The e-mail was blunt: Mark Zuckerberg had no interest in playing nice with the guy from next door.
“How do we make this go away?” a Zuckerberg advisor wrote to his real estate agent. “MZ is not going to take a meeting with him ... ever.”
Now that 2013 e-mail, and others like it, are at the center of property war gone rogue. On one side is Zuckerberg, the billionaire founder of Facebook Inc. On the other is the businessman from next door, a real estate developer who hoped to profit from Zuckerberg’s desire for privacy.
This is no back-fence squabble over who trims the tree. The story laid out in court documents shows how Silicon Valley’s power elite fends off those seeking to force their way into the club and share the wealth.
At its heart are themes that have been with Zuckerberg since Facebook’s inception and popularized via film in “The Social Network,” the fictionalized look at the hoodied man-boy behind the company: brass-knuckle tactics, bravura performances, whiffs of betrayal. Only this time, the fuss is over his lot in a once ordinary Northern California subdivision.

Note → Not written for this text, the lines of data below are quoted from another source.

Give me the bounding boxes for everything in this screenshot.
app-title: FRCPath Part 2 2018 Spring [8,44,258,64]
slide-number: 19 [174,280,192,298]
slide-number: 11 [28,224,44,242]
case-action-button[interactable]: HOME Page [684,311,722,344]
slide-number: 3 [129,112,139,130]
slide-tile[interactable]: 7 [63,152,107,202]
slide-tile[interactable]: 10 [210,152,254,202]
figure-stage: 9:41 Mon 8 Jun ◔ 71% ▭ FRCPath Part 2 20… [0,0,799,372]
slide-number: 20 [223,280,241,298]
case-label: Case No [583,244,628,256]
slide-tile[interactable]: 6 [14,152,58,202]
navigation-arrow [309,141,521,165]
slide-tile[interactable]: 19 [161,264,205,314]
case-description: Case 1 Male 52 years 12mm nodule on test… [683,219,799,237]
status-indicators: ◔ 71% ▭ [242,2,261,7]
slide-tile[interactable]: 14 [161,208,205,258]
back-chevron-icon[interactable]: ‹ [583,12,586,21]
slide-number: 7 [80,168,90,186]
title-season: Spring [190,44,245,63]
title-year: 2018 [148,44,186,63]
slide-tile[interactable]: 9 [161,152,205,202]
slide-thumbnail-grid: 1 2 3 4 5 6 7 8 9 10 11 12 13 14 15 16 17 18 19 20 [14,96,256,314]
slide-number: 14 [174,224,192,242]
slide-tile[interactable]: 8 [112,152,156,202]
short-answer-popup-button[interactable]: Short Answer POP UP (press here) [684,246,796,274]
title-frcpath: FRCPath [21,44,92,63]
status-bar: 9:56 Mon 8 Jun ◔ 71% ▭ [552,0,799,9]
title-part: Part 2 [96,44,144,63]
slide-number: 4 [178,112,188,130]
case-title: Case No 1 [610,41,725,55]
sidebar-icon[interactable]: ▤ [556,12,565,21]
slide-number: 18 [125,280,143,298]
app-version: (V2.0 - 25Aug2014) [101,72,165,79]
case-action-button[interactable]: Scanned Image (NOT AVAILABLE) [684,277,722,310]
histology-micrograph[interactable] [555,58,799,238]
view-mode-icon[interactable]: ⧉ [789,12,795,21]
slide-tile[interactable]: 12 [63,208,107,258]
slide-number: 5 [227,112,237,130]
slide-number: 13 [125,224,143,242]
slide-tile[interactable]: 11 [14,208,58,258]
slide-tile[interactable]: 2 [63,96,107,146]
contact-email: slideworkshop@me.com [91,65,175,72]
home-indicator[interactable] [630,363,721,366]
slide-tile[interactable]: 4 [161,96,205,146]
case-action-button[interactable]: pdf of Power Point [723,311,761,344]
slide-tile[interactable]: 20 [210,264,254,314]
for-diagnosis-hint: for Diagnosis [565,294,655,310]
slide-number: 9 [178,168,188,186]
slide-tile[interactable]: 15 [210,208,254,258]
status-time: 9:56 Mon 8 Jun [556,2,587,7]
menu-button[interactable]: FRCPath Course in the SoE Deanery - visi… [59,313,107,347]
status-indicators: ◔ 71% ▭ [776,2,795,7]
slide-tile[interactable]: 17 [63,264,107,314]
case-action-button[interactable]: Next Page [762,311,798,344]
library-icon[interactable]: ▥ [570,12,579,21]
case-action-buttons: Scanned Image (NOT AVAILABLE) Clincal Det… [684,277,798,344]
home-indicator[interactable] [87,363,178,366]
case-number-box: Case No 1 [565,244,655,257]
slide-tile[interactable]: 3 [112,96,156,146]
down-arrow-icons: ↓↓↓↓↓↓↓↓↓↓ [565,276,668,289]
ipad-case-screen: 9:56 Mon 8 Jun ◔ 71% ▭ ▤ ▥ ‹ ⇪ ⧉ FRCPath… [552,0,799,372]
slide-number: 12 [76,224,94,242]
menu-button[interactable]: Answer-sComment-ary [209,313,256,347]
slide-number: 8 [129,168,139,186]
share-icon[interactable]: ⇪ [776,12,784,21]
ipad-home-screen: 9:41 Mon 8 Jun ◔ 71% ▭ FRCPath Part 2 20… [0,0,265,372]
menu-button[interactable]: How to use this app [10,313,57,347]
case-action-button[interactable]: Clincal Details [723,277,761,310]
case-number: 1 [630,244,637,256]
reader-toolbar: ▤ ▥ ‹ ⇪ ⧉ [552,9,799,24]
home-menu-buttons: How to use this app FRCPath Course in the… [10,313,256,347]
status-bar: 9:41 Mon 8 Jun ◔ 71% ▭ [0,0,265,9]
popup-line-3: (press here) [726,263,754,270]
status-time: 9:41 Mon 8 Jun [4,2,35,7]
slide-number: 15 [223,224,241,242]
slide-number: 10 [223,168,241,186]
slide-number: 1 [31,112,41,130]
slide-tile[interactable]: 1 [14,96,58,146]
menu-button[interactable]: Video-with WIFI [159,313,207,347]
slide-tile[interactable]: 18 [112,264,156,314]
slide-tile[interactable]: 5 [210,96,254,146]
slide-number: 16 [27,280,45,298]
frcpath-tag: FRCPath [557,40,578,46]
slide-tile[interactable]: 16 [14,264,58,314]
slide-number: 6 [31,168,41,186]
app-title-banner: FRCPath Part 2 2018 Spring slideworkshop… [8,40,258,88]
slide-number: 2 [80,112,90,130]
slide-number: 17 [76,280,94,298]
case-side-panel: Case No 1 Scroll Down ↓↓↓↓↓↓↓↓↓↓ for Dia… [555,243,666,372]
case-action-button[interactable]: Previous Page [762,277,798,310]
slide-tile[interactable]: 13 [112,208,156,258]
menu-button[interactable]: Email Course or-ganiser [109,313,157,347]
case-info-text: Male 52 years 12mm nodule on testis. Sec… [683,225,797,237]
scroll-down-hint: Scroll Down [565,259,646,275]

The Winklevoss twins once claimed Zuckerberg, their former classmate and business partner, reneged on his promises. The developer in this case, Mircea Voskerician, also says Zuckerberg broke his word. Zuckerberg’s lawyers say that’s nonsense -- and that Voskerician is just trying to squeeze money out of a billionaire.
The facts, in a nutshell, are these:
In November 2012, Voskerician was in a contract to buy the property behind Zuckerberg’s home in Palo Alto, California. He sent a letter to the Facebook chief executive officer saying he planned to tear down the home and build a 9,600 square-foot replacement. It would overlook the back of the Zuckerberg abode, a view that would include the master bedroom.
Only then Voskerician made an unusual offer. Calling himself a “good neighbor,” he proposed to sell Zuckerberg a slice of the property at “100% premium” to afford him more privacy. Within two weeks, they agreed that Zuckerberg would buy the entire property at what Voskerician considered a steep discount.